Gustav Mahler - Sinfonie Nr. 1 D-Dur WDR KLASSIK 02.08.2023 54:38 Min. Verfügbar bis 30.12.2099 WDR

Werkeinführung: Gustav Mahler - Sinfonie Nr. 1 D-Dur

Von Otto Hagedorn

Auch Gustav Mahlers 1. Sinfonie verdankt ihre Existenz der Liebe – und das gleich in doppelter Hinsicht. Bevor Mahler Direktor der Wiener Hofoper wurde, durchlief er zahlreiche Posten an verschiedenen Opernhäusern. Eine seiner frühen Stationen war Kassel. Hier verliebte er sich, ähnlich unglücklich wie später Bartók, in die Sängerin Johanna Richter. Für Johanna schrieb Mahler die Texte und die Musik seiner "Lieder eines fahrenden Gesellen".
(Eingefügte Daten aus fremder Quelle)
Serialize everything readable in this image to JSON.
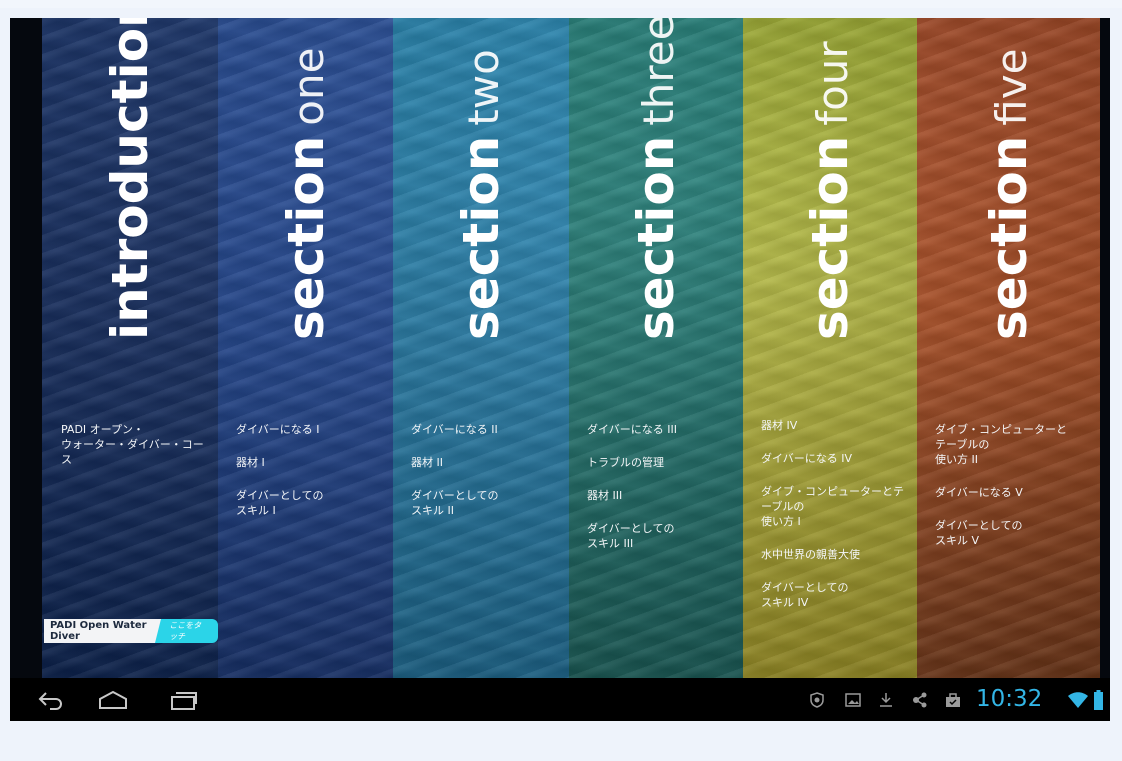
{
  "app": {
    "columns": [
      {
        "id": "introduction",
        "title_bold": "introduction",
        "title_light": "",
        "items": [
          "PADI オープン・\nウォーター・ダイバー・コース"
        ]
      },
      {
        "id": "section-one",
        "title_bold": "section",
        "title_light": "one",
        "items": [
          "ダイバーになる I",
          "器材 I",
          "ダイバーとしての\nスキル I"
        ]
      },
      {
        "id": "section-two",
        "title_bold": "section",
        "title_light": "two",
        "items": [
          "ダイバーになる II",
          "器材 II",
          "ダイバーとしての\nスキル II"
        ]
      },
      {
        "id": "section-three",
        "title_bold": "section",
        "title_light": "three",
        "items": [
          "ダイバーになる III",
          "トラブルの管理",
          "器材 III",
          "ダイバーとしての\nスキル III"
        ]
      },
      {
        "id": "section-four",
        "title_bold": "section",
        "title_light": "four",
        "items": [
          "器材 IV",
          "ダイバーになる IV",
          "ダイブ・コンピューターとテ\nーブルの\n使い方 I",
          "水中世界の親善大使",
          "ダイバーとしての\nスキル IV"
        ]
      },
      {
        "id": "section-five",
        "title_bold": "section",
        "title_light": "five",
        "items": [
          "ダイブ・コンピューターと\nテーブルの\n使い方 II",
          "ダイバーになる V",
          "ダイバーとしての\nスキル V"
        ]
      }
    ],
    "bottom_label": {
      "name": "PADI Open Water Diver",
      "touch": "ここをタッチ"
    }
  },
  "status_bar": {
    "time": "10:32",
    "icons": [
      "shield-icon",
      "image-icon",
      "download-icon",
      "share-icon",
      "briefcase-icon",
      "wifi-icon",
      "battery-icon"
    ]
  },
  "nav_bar": {
    "icons": [
      "back-icon",
      "home-icon",
      "recent-apps-icon"
    ]
  },
  "colors": {
    "introduction": "#15306a",
    "section_one": "#1d4596",
    "section_two": "#1e7aa8",
    "section_three": "#18726c",
    "section_four": "#b3b83a",
    "section_five": "#b04b1d",
    "clock": "#33b5e5",
    "touch_button": "#2bd4e8"
  }
}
Einige Jahre darauf hatte er ein Engagement in Leipzig und begann dort eine Affäre mit Marion von Weber, die mit einem Enkel des Komponisten Carl Maria von Weber verheiratet war. In diesem emotionalen Ausnahmezustand komponiert Mahler seine 1. Sinfonie, zu der er in den letzten Jahren bereits Ideen gesammelt hat. Jetzt bringt er sie in einem regelrechten Furor innerhalb von sechs Wochen zu Papier. Im ersten und dritten Satz zitiert er zwei der "Lieder eines fahrenden Gesellen": "Ging heut’ Morgen übers Feld" und (neben der Mollvariante des Kanons "Frère Jacques") eine Passage aus "Die zwei blauen Augen". Vorläufig nannte er das große Orchesterwerk noch "symphonische Dichtung in zwei Teilen". Diese fünfsätzige Erstfassung enthielt einen zweiten Satz mit dem Titel "Blumine". Die Uraufführung 1889 in Budapest fiel hoffnungslos durch. Zwar jubelte ein Teil des Publikums Mahler ostentativ zu, aber die meisten Konzertbesucher:innen ließ die neuartige Musik ratlos zurück. Diese Erfahrung veranlasste den Komponisten, das Werk für eine Aufführung in Hamburg 1894 zu revidieren. In Anlehnung an den gleichnamigen Roman von Jean Paul gab er ihm nun den Titel "Titan, eine Tondichtung in Symphonieform". Auch die Sätze trugen eigene Bezeichnungen, zudem hatte Mahler ein Programm verfasst. Diese Idee verwarf er später wieder, weil er die Erfahrung gemacht hatte, dass das Publikum die tiefere Idee seiner Musik dadurch aus den Augen verlor. Die endgültige Fassung mit vier Sätzen (ohne "Blumine"-Satz und ohne den Titel "Titan") erschien erstmals 1899 im Druck. Mahler unterzog sie noch zwei weiteren kleineren Korrekturdurchgängen, das letzte Mal im Jahr 1909, gut zwanzig Jahre nach der Komposition.